8 Penelitian ini dilakukan dengan harapan dapat memberikan manfaat. Adapun manfaat yang diharapkan adalah sebagai berikut: 1. Bagi peneliti: a. Hasil penelitian ini diharapkan dapat menjadi bahan rujukan dan inovasi pengembangan bagi penelitian lain yang relevan. b. Dapat digunakan sebagai bahan informasi dan referensi untuk memfasilitasi perubahan konseptual dan peningkatan keterampilan berpikir kritis siswa pada materi termokimia. 2. Bagi siswa: a. Membantu siswa dalam meningkatkan pemahaman konsep termokimia secara benar. b. Menciptakan suasana belajar yang menyenangkan sehingga dapat meningkatkan hasil belajar siswa. 3. Bagi guru: a.
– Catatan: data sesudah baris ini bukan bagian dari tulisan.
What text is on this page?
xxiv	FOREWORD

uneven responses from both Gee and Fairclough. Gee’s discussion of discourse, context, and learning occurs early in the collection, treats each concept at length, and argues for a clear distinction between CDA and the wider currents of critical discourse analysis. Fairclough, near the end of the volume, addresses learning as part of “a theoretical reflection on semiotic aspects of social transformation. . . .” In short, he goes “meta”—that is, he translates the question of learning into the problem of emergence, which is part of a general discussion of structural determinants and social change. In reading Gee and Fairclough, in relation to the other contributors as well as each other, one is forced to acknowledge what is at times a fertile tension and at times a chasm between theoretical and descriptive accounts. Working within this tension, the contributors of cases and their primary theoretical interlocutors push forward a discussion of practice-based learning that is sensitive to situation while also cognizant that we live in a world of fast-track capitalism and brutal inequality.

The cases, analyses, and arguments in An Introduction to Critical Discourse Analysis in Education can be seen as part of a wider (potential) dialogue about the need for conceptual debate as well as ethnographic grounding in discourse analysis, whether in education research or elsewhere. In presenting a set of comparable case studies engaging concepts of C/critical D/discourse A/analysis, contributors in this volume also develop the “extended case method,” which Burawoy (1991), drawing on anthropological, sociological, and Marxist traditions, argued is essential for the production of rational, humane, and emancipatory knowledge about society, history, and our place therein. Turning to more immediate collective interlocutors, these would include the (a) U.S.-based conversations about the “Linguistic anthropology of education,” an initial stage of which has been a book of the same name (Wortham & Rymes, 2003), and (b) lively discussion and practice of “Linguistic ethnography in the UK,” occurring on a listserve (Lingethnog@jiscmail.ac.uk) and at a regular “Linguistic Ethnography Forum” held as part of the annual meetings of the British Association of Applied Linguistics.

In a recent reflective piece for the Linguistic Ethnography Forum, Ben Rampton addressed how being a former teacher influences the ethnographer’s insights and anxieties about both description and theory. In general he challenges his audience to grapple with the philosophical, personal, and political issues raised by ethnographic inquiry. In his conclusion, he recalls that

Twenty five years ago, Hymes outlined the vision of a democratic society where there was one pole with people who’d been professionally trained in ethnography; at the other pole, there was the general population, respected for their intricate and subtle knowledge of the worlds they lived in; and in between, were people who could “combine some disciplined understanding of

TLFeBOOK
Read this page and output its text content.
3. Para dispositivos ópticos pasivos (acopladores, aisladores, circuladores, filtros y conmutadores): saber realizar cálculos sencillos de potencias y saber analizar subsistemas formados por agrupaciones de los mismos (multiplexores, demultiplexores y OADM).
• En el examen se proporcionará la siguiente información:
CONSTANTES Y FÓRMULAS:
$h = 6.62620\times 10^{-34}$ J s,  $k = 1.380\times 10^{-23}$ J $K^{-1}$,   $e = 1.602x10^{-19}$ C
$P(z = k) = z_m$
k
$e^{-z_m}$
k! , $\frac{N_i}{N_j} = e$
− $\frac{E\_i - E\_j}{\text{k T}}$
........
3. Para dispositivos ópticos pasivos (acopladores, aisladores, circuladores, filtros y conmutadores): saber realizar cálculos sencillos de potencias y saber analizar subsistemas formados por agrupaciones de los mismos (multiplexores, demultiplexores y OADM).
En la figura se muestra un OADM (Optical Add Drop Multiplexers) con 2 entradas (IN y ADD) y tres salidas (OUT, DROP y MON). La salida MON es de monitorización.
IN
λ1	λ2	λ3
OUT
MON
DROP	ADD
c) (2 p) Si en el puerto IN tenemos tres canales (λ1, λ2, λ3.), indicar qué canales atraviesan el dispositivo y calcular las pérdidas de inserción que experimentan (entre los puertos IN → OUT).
Dapat digunakan sebagai bahan kajian untuk memfasilitasi perubahan konseptual dan peningkatan keterampilan berpikir kritis siswa ketika melaksanakan pembelajaran. b. Membantu guru dalam merancang pembelajaran dengan materi yang minim akan miskonsepsi. F. Penjelasan Istilah

9 Agar tidak terjadi kesalahpahaman dalam beberapa istilah yang digunakan dalam penelitian ini, maka peneliti akan menjelaskan beberapa istilah yang digunakan, diantaranya: 1. Model pembelajaran konflik kognitif adalah model pembelajaran yang mengakomodasi terjadinya strategi konflik kognitif. Strategi konflik kognitif adalah pembelajaran yang mengkomunikasikan dua atau lebih rangsangan berupa sesuatu yang berlawanan atau berbeda kepada peserta didik agar terjadi proses internal yang intensif dalam rangka mencapai keseimbangan ilmu pengetahuan yang lebih tinggi. (Kang et al, 2010) Adapun tahapannya adalah sebagai berikut; (1) fase orientasi siswa terhadap konflik, (2) fase menjawab probing yang tertera pada buku soal, (3) fase penyajian hasil diskusi dan memberikan kesimpulan, dan (4) fase analisis kesimpulan. 2. Perubahan konseptual (conceptual change) adalah proses peninggalan suatu komitmen pada satu rangkaian pemahaman konseptual dengan mengadopsi rangkaian lain yang tidak disatukan kembali (Rolka, 2007). Perubahan konseptual diukur melalui tes essay. 3. Keterampilan berpikir kritis adalah kemampuan berpikir kompleks menggunakan proses berpikir mendasar berupa penalaran logis untuk menentukan apa yang harus diyakini dan dilakukan (Costa,1985). Keterampilan berpikir kritis diukur melalui tes essay.